One year after the smoke cleared: George Ochsner Ranch, Prairie Center Fire, Torrington, Wyoming
Prairie Center Fire
July 10-11, 2016
Recovering from last summer’s fire was going smoothly for the George Ochsner family ranch near Torrington, Wyoming.
“We got some good moisture and the burned ground come back really good,” George said. They had their calving barns rebuilt and all the fences put in.
Then in July a hailstorm went through and pounded all the grass down and damaged all the new buildings.
“The little bit where it didn’t hail looks good,” George said. “We had exceptional, good rain.”
Lightning started the fire on July 11, 2016. The next day they had 50 mile per hour wind. “We had about 100 fire trucks here. We just couldn’t get ahead of it,” George said.
The fire burned their buildings and windbreaks, and a total of 25,000 acres on several ranches, but they didn’t lose any houses. The worst part, George said, was that his oldest son, Rodney, was injured when his fire truck collided with another fire truck in the smoke.
Rodney was in the hospital for six weeks, but has been out putting up windbreaks and helping around the ranch this summer. He’s had three surgeries on one leg, which was crushed in the accident, and will have another surgery this fall. He’ll be in a wheelchair for three months and unable to put any weight on that leg. But George isn’t worried about him. “He’s one in a thousand. His attitude is so good that he don’t complain and lay around. He just up and gotta keep a-going.”
While Rodney recovered in the hospital the rest of the family, Steve and Dixie (Ochsner) Roth, Rustin Roth and Blake Ochsner and their families, were rebuilding. “We’ve got a big family, that’s why we get things done around here,” George said.
The fire burned about 11,000 acres on the Ochsner ranch, including several buildings and all the windbreaks they’d planted over the years—many of which were over 50 years old.
They put up metal windbreaks and planted more trees, but the hail took out the new trees. “We’ll have to try it again next year, I guess,” George said.
While losing 50 years of trees and all the buildings was a setback, the hardest part—after Rodney’s injury—was the 125 head of cattle that died. The Ochsners are known worldwide for their registered Hereford and Angus cattle.
“It was a big loss and sad to have them go through that drama, to go through what they had to,” George said. “They just burned up. We’ve had some fires before, but they never burned any cattle.”
The response from friends, neighbors and customers from all over the United States was overwhelming, with people sending donations, hay, fencing supplies and volunteering their time and equipment to help rebuild.

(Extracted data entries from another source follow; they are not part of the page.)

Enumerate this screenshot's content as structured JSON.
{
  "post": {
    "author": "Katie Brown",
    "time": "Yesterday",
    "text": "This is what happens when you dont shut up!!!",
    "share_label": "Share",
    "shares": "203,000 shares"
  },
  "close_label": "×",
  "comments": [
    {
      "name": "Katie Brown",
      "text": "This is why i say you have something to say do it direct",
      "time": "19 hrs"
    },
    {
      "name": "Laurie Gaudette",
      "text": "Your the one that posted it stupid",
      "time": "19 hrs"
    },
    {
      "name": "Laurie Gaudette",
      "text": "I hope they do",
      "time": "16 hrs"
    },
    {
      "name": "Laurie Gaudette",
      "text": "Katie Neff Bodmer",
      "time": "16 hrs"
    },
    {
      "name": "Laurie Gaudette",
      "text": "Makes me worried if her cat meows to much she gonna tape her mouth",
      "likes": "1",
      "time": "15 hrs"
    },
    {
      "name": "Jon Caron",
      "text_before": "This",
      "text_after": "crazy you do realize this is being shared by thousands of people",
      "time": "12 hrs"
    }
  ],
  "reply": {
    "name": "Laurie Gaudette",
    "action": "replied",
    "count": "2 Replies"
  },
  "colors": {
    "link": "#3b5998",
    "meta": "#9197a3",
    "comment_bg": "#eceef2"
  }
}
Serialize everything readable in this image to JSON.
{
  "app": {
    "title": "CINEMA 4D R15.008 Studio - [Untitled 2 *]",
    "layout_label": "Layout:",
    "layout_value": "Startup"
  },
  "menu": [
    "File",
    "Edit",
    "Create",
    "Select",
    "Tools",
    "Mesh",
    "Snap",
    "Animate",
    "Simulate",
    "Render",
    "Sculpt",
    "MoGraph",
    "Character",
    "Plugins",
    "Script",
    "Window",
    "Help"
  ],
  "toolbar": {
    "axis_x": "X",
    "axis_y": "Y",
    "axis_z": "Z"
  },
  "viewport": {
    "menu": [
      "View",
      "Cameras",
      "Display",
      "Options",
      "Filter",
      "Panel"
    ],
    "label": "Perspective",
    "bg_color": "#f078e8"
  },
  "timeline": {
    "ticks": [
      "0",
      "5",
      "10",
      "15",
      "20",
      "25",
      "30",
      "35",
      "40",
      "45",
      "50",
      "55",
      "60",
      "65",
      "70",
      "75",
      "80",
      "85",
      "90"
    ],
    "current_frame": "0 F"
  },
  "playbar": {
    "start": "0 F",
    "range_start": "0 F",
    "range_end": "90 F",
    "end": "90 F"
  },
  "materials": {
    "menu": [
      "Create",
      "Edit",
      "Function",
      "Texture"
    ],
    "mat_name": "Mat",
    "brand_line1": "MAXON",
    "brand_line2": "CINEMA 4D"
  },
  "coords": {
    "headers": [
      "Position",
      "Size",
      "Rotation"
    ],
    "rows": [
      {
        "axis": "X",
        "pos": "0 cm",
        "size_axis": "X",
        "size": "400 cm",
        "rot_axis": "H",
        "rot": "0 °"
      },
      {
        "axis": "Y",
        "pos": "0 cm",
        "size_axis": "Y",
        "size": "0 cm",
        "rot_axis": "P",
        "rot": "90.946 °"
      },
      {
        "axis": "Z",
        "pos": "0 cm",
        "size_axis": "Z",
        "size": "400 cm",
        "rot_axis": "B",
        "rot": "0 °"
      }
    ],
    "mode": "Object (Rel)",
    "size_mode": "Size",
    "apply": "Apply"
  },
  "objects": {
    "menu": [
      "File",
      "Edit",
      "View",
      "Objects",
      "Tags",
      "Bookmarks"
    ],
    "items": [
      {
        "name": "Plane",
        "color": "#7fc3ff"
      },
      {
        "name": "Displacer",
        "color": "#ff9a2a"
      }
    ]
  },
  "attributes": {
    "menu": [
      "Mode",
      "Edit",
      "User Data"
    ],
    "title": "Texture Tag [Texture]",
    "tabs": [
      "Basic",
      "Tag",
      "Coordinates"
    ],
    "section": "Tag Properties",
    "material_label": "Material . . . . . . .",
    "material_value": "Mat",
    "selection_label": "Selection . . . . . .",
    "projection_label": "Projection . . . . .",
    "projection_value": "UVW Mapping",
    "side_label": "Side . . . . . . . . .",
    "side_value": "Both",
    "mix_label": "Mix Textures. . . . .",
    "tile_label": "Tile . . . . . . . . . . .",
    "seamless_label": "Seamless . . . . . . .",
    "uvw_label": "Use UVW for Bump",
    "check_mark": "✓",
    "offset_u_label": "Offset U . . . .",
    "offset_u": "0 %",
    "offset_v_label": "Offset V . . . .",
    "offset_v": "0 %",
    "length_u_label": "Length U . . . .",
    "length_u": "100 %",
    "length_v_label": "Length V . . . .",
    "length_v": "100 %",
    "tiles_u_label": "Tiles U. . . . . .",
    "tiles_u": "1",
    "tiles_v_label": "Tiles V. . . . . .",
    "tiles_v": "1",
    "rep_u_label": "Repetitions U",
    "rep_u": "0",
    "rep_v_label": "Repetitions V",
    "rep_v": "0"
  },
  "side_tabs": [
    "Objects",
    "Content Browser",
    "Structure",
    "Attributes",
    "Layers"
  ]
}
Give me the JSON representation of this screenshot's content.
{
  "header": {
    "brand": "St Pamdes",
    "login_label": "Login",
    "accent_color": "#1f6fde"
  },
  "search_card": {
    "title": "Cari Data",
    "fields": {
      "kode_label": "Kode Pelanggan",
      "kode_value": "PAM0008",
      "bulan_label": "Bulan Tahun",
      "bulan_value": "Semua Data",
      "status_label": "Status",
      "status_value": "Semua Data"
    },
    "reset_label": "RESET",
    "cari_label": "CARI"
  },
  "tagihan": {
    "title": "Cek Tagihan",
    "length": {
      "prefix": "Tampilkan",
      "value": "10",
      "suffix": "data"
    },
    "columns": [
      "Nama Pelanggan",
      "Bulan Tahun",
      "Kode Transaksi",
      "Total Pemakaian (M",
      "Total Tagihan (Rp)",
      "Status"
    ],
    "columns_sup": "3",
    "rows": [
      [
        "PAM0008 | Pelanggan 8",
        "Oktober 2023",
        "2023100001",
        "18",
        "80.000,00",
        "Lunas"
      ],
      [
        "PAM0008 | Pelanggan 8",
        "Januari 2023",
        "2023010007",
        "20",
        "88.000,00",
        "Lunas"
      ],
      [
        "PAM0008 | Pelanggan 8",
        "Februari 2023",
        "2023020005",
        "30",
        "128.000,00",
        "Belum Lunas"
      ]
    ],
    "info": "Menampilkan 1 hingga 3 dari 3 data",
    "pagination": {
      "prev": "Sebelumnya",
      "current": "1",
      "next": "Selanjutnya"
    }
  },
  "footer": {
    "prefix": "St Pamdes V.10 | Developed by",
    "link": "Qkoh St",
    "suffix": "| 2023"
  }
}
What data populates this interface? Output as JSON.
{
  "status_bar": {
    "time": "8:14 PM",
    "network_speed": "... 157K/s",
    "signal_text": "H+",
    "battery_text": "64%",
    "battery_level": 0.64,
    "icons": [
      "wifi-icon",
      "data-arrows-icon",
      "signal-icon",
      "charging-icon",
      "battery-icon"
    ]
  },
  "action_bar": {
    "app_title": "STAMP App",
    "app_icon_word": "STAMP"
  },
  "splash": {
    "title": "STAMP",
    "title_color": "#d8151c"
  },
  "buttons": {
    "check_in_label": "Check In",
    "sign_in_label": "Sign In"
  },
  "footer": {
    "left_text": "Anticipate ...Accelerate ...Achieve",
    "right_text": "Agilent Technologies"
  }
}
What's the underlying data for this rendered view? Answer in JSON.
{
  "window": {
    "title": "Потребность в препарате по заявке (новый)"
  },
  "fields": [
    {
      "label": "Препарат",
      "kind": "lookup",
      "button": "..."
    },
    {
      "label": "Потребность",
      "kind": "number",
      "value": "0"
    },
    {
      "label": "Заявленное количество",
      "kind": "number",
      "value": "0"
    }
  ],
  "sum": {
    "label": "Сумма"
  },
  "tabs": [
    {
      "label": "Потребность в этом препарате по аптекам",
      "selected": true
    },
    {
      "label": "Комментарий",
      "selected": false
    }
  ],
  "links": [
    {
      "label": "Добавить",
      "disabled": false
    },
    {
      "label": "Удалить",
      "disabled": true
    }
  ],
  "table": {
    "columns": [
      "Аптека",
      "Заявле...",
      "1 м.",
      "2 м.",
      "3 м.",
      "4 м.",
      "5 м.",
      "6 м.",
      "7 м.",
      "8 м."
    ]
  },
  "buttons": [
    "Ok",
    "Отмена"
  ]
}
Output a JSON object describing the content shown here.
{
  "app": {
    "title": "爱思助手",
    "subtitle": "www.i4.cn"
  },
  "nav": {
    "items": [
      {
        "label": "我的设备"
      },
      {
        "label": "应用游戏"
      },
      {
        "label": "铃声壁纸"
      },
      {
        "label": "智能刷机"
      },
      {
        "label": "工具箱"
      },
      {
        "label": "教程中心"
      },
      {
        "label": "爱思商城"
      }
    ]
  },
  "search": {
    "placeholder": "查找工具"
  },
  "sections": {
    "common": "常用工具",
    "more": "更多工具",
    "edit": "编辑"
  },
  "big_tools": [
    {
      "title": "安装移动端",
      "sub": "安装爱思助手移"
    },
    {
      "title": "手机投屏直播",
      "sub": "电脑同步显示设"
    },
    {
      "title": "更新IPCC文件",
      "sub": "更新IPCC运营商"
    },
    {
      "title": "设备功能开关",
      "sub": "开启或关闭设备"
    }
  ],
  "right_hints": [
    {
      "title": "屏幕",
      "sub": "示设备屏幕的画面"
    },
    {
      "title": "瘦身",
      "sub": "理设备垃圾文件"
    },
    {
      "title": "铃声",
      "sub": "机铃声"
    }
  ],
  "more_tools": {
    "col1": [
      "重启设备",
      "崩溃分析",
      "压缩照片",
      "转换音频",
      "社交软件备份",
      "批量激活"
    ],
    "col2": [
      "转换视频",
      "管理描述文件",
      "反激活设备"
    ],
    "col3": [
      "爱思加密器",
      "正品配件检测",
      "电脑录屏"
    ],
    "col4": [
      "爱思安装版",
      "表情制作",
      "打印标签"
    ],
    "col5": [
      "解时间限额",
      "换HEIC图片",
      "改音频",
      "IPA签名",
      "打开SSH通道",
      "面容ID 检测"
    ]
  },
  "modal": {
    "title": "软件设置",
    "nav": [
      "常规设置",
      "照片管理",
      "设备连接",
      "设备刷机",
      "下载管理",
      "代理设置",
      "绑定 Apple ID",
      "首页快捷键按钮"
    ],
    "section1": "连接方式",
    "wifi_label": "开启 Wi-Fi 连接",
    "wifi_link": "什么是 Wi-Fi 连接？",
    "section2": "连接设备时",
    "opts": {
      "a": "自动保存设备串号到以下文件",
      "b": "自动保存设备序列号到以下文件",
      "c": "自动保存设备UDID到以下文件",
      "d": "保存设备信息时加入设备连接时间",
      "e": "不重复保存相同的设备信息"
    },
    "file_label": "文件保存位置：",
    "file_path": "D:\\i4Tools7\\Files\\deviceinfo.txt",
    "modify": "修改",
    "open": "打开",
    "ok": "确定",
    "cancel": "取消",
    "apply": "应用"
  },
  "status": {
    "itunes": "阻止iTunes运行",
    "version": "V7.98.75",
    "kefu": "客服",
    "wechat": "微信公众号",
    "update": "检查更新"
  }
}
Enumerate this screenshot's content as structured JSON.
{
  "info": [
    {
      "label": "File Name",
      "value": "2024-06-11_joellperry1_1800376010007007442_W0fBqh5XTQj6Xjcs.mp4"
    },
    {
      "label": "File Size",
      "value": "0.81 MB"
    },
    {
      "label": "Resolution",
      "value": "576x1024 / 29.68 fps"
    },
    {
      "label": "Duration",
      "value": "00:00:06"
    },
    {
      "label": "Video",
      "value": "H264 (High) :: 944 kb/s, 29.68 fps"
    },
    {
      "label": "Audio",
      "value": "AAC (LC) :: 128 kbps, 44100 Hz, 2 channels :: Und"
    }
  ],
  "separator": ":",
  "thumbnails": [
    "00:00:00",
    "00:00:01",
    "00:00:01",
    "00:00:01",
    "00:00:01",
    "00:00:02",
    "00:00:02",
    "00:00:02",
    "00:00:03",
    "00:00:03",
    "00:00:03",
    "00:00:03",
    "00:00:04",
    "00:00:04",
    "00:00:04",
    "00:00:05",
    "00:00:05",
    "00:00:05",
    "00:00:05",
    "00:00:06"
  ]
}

“A lot of them stayed here about a week to help clean up this mess,” George said. “They brought in their payloaders and stuff to haul it out. It was such a blessing to have that many people stay here and clean this mess up.”
With the fire followed by the hail, which severely damaged the calving barn and other metal sheds they’d just put up, George said they’ve been thankful for the good relationship they have with their insurance company. “We have Farm Bureau. They come right out and worked with us real well. We can’t complain about that. We’ve had insurance with this company for a long time.”
As they began rebuilding they had to take a hard look at their business and figure out what made sense to keep doing and what to change.
They started with 57 registered cattle and have grown that herd to 600 cows, but losing 125 of their best necessitated keeping more replacement heifers.
They were able to lease some land to run the remaining herd and the replacements for the cattle that died, but they had to cut back on their bred heifer program. George said they usually buy about 2,000 yearling heifers from their bull customers to market as bred heifers, but they didn’t have the pasture to do that last year.
“Pasture is hard to lease because everybody wants that,” George said. “But we’ve got good neighbors and friends so we got along good.”
They were able to calve out their cows at home, but had to haul the pairs to pastures that hadn’t burned, instead of turning them out in their usual calving pastures.
“We didn’t aim to put any cattle on these pastures this year,” George said. “We had to give the grass a chance to get up and seed back down. Some bare spots it cooked the ground so bad the grass didn’t even come up. We were blessed we had so much rain. Otherwise it would have been just a big blowout.”
George was born on the place in the middle of the Depression 85 years ago. “I was born in a homestead shack. My father delivered me. You didn’t even bother to have a doctor in those days.”
He married Ruby in 1955 and moved three miles to a ranch adjoining the place George’s grandparents homesteaded in 1913. They’ve seen some hard times, and some fires, but nothing like this.
“We cut back our income some this year. We’ll survive. We’re achievers. We keep a-going. We don’t sit back and feel sorry for ourselves. We keep a-going. You’ve got to have a lot of faith, and the good Lord blessed us to get things started back again.”